Как и Клюкин, он пока сидел в камере один. Это было большой льготой, но Ващенко уже намекнул, что при неправильном поведении на допросах его могут перевести в общую камеру, «а вы сами понимаете, что это значит для человека, ни разу не побывавшего в заключении».

– Предложение такое: вы пишете статью обо всем, что знаете, мы ее печатаем. Пятьсот баксов ваши.

– Щедро, – усмехнулся Калинин.

– Это больше, чем ваша зарплата, а в вашей газетенке вам столько не заплатят, не говоря уж о том, что вообще не напечатают.

Мацевич был прав. Калинин вспомнил редактора газеты Панфилову, социально озабоченную женщину лет пятидесяти, бывшую учительницу, выдвинувшуюся на демократических митингах благодаря надрывному пафосу речей, и хорошо представил себе, что она скажет, если Калинин попытается написать все так, как оно было на самом деле.

«Вы в своем уме, голубчик мой? Город в тяжелом положении, безработица, растет преступность, нищета, а вы его потчуете этой мистикой, достойной лишь «желтой» прессы?! Нет уж, голубчик, пока я здесь редактор, газета была и останется рупором общественности и будет защищать интересы простых граждан».

– Ну так что? – прервал Мацевич его размышления. – Прибавим еще сотню и по рукам?

И тут в Сергее взял верх «комплекс Коробочки». Ему еще никогда не платили таких денег за публикацию, и «новое и небывалое» породило опасение: как бы чего не вышло. И так все кувырком.

– Нет, – сказал он.

– Ну а что ты хочешь? Твои условия? – Мацевич перешел на «ты», думая, что парень просто артачится, торгуется.

– Ничего я не хочу. И в вашей газете печататься не хочу.

– Поставим псевдоним – хотя не хотелось бы этого делать… Давай так. Если решишься, настрочи и передай через Бакланова. Я жду до завтрашнего вечера. Учти, потом выходные кончатся, к тебе хрен кого пустят. А эти госкомиссары могут и сгноить на нарах ни за х… собачий.
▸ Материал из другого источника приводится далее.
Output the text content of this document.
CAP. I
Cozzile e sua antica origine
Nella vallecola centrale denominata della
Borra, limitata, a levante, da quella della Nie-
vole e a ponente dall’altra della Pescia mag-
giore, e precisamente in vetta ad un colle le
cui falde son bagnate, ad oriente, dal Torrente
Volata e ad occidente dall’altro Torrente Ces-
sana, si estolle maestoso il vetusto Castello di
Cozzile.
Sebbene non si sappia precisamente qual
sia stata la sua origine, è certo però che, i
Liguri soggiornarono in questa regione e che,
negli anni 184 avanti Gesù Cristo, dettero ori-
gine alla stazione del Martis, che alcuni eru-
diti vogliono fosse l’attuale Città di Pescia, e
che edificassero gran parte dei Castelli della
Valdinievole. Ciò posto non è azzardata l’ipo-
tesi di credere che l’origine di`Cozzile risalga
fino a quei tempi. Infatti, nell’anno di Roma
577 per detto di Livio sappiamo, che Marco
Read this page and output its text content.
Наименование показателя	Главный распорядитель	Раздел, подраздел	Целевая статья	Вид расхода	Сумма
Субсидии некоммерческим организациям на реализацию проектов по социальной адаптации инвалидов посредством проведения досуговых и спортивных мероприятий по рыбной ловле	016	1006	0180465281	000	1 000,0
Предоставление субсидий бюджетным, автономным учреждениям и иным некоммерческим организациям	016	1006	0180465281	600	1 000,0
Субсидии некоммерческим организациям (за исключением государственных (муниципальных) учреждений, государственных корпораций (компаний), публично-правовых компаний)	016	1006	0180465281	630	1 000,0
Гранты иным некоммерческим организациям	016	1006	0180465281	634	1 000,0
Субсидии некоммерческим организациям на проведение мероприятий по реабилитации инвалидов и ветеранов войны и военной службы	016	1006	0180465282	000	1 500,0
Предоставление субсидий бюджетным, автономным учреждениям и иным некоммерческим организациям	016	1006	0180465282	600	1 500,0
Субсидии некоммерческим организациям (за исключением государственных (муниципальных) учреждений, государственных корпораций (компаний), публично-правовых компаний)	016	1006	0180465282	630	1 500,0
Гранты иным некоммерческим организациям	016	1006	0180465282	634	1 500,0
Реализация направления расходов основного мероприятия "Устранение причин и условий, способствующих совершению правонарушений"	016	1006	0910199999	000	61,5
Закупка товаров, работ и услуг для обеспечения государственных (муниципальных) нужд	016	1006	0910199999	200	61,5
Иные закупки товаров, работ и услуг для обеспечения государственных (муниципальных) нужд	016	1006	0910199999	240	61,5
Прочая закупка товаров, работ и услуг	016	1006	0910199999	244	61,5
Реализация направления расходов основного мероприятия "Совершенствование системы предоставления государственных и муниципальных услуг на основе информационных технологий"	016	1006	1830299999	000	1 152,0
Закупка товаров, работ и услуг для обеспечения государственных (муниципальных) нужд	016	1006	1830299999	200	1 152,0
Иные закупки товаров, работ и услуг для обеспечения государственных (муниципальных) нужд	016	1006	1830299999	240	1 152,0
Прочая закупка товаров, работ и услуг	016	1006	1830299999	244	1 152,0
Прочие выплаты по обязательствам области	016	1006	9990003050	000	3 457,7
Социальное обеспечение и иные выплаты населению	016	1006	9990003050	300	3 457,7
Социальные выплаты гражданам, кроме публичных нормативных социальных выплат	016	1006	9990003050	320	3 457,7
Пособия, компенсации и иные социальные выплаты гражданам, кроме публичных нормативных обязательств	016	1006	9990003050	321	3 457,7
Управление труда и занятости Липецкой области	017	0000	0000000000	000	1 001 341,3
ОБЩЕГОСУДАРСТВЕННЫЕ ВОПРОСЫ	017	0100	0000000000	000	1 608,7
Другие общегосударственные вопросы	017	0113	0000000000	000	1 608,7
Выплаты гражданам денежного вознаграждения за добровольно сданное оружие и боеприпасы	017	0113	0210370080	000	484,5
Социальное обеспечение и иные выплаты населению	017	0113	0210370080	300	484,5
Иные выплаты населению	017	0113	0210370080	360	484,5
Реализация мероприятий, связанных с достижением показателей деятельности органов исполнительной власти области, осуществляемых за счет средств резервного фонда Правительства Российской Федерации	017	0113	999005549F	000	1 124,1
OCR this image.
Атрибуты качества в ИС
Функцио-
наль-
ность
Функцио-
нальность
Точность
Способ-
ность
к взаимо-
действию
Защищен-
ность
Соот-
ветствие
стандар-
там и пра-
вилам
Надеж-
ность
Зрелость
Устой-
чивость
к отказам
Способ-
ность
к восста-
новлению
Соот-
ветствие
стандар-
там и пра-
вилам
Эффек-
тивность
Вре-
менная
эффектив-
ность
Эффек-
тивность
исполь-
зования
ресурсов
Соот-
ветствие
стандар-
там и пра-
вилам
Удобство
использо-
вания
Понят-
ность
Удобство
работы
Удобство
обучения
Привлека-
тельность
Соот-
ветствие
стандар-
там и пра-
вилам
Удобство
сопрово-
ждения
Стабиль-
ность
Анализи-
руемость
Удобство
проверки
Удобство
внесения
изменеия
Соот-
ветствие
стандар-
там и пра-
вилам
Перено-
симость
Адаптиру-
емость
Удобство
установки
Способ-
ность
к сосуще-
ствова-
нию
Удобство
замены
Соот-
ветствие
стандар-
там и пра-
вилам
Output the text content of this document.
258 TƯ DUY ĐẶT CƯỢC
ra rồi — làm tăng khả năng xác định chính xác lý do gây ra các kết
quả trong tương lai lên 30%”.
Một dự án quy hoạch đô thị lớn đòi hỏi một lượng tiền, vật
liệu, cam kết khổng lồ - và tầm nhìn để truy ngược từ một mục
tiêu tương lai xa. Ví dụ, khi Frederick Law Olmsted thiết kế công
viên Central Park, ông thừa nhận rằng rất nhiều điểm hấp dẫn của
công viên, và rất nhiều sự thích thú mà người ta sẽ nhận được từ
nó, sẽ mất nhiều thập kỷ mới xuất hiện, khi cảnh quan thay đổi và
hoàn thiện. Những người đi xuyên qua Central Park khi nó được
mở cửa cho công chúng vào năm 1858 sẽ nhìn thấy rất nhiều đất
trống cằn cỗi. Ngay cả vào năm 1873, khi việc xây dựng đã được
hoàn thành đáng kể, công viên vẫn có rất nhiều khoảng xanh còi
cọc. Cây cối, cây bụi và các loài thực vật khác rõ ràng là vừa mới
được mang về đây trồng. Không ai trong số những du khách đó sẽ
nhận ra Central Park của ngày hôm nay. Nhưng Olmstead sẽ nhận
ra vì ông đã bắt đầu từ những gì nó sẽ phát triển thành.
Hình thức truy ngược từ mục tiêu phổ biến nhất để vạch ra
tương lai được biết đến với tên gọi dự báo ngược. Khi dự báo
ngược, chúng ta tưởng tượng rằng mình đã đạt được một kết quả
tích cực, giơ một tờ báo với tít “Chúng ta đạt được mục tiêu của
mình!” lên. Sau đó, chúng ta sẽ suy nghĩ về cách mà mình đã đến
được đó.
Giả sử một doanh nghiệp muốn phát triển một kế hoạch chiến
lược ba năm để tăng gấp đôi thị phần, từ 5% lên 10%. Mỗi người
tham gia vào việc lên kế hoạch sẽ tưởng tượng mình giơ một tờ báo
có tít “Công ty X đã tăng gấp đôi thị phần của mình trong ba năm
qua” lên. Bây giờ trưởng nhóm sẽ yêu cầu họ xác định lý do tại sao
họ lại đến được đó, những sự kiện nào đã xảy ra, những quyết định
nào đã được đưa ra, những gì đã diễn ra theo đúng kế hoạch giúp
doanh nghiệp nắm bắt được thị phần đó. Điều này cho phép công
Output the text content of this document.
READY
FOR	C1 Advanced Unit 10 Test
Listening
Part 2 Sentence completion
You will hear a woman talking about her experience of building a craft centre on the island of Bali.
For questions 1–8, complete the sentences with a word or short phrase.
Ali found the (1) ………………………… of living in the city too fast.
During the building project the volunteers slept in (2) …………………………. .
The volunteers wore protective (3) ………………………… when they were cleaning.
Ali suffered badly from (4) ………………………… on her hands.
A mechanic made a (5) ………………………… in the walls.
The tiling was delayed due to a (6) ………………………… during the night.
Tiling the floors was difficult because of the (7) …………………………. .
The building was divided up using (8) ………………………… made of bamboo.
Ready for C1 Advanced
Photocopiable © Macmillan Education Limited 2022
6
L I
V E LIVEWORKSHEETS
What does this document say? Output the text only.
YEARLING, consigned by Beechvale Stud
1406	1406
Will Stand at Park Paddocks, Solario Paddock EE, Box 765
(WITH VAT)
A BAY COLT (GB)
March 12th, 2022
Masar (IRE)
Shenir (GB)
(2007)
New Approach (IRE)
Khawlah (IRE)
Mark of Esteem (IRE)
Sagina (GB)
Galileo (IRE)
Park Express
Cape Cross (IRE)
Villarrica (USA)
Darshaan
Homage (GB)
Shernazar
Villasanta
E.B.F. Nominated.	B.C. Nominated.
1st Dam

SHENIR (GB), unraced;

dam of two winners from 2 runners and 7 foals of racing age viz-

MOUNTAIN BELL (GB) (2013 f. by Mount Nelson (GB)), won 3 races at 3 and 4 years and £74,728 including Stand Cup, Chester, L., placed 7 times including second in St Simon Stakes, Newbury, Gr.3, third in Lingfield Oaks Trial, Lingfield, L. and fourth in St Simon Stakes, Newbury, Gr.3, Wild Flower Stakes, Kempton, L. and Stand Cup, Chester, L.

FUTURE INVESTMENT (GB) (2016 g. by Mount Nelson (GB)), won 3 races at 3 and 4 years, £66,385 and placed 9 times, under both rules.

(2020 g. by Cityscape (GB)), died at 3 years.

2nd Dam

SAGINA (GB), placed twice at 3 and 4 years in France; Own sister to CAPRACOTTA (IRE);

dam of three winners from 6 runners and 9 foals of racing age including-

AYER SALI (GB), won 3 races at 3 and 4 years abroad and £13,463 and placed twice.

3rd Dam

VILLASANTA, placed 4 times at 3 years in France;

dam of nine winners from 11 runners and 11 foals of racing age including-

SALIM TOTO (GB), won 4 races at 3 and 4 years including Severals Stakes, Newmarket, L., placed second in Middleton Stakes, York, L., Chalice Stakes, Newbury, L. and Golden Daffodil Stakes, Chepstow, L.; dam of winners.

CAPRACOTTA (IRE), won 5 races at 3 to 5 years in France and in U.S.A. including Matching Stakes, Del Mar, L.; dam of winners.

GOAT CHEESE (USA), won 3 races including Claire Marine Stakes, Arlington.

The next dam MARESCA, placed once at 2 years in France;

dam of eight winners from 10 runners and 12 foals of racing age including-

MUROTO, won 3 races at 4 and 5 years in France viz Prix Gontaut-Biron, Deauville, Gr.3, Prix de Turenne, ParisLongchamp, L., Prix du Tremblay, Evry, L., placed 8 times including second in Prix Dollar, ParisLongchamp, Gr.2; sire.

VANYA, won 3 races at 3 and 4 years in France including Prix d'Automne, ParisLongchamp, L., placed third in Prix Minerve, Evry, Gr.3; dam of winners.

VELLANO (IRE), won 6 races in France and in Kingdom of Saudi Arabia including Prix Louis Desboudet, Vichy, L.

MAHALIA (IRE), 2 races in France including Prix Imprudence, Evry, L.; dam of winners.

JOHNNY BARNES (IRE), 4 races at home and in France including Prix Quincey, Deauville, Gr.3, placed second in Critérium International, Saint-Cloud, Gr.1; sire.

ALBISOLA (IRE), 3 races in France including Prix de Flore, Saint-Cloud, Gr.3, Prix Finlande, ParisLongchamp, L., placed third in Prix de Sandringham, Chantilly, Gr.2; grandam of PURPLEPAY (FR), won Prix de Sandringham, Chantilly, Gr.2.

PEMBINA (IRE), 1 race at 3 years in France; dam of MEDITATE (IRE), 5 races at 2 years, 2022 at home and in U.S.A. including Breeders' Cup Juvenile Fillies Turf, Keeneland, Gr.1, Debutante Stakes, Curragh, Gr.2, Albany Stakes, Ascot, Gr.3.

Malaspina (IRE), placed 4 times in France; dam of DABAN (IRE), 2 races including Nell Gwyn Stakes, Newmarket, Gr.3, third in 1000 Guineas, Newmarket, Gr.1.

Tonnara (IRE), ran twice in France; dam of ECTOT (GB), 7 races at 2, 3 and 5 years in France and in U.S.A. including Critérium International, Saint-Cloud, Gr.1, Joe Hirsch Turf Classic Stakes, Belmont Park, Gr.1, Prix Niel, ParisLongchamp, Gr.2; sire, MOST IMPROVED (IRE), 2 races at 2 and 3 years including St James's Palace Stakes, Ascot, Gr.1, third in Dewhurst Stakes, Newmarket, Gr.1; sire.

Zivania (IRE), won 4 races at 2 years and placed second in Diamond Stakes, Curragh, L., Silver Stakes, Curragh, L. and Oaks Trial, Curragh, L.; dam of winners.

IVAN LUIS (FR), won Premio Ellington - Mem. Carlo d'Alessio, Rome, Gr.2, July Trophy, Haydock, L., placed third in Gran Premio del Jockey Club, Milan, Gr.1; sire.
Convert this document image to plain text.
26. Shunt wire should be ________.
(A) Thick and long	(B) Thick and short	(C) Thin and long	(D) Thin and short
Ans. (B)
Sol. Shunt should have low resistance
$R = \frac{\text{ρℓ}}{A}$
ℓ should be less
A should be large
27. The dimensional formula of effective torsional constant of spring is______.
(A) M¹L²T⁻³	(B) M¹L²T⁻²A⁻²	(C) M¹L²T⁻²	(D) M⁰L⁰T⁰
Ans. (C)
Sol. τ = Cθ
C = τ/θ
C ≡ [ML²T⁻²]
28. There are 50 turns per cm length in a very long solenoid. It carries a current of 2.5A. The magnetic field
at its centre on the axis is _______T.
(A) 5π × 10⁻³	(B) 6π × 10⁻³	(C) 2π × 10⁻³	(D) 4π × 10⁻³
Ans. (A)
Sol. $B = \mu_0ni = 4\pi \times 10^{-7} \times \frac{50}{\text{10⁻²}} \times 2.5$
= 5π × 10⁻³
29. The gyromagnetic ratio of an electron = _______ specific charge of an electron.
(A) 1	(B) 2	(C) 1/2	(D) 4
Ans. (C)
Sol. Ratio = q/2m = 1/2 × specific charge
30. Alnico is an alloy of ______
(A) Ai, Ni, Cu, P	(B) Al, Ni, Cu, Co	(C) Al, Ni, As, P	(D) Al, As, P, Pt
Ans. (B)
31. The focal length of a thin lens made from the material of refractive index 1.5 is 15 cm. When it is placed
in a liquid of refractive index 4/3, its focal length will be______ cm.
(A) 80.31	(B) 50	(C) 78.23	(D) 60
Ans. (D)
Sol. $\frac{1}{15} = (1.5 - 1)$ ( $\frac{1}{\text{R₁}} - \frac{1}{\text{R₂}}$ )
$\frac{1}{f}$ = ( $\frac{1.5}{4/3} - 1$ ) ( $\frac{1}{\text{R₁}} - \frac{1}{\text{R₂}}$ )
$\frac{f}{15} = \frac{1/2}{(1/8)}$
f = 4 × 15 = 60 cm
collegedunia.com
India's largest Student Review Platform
И опять он был прав. Сергей заколебался: а вдруг это единственная возможность? Ведь сейчас он никому не нужен, у него никого нет. Алина ушла, и для нее даже лучше, что он как бы исчез. Клюкин сам за решеткой. Илья вряд ли полезет в свару. Эдик избавился от соперника. И Калинин вдруг четко осознал, что, если он отсюда не выйдет и загремит в какую-нибудь колонию на энное количество лет, ни одна собака о нем не вспомнит. Денег на хорошего адвоката у него нет.

– Ладно, – пробормотал он, – я подумаю, что-нибудь… постараюсь.

– Сюда нельзя, – раздался вдруг голос дежурящего в комнате милиционера. – Вы куда, гражданин?

– Подполковник МВД Сергунин, – прозвучало в ответ. – Член государственной комиссии по расследованию чрезвычайных происшествий.

Сергунин рассчитал правильно. Провинция осталась провинцией. Его удостоверение и нахрап сделали свое дело. Он оказался в комнате свиданий вместе с Клевцовым и Комаровым, застигнув Мацевича «на месте преступления».

– Здравствуйте, – с издевкой сказал Сергунин.

И тут же в комнату вошел побагровевший Бакланов.

– В чем дело? Вы кто? – попытался рявкнуть он на Сергунина, но тот уже держал в вытянутой руке удостоверение.

– Кто разрешил подследственному свидание? – жестко спросил он, и майор Бакланов сник. Деваться было некуда. Мацевича он провел сам. И вывести Калинина тоже сам распорядился.

– Я, – сказал он, опустив глаза.

– Ваши документы, гражданин, – обратился Сергунин к Мацевичу.

Тот достал журналистское удостоверение.

– Ну и как же вы сюда проникли, Михаил Иосифович? – спросил его Сергунин.

Тот, впрочем, не очень-то смутился:

– Попросил товарища, он и разрешил. Гласность дарована конституцией, а ваша комиссия что-то не спешит делиться информацией. Это вынуждает нас действовать окольными путями.

– И во сколько же вам обошелся окольный путь? – поинтересовался Сергунин.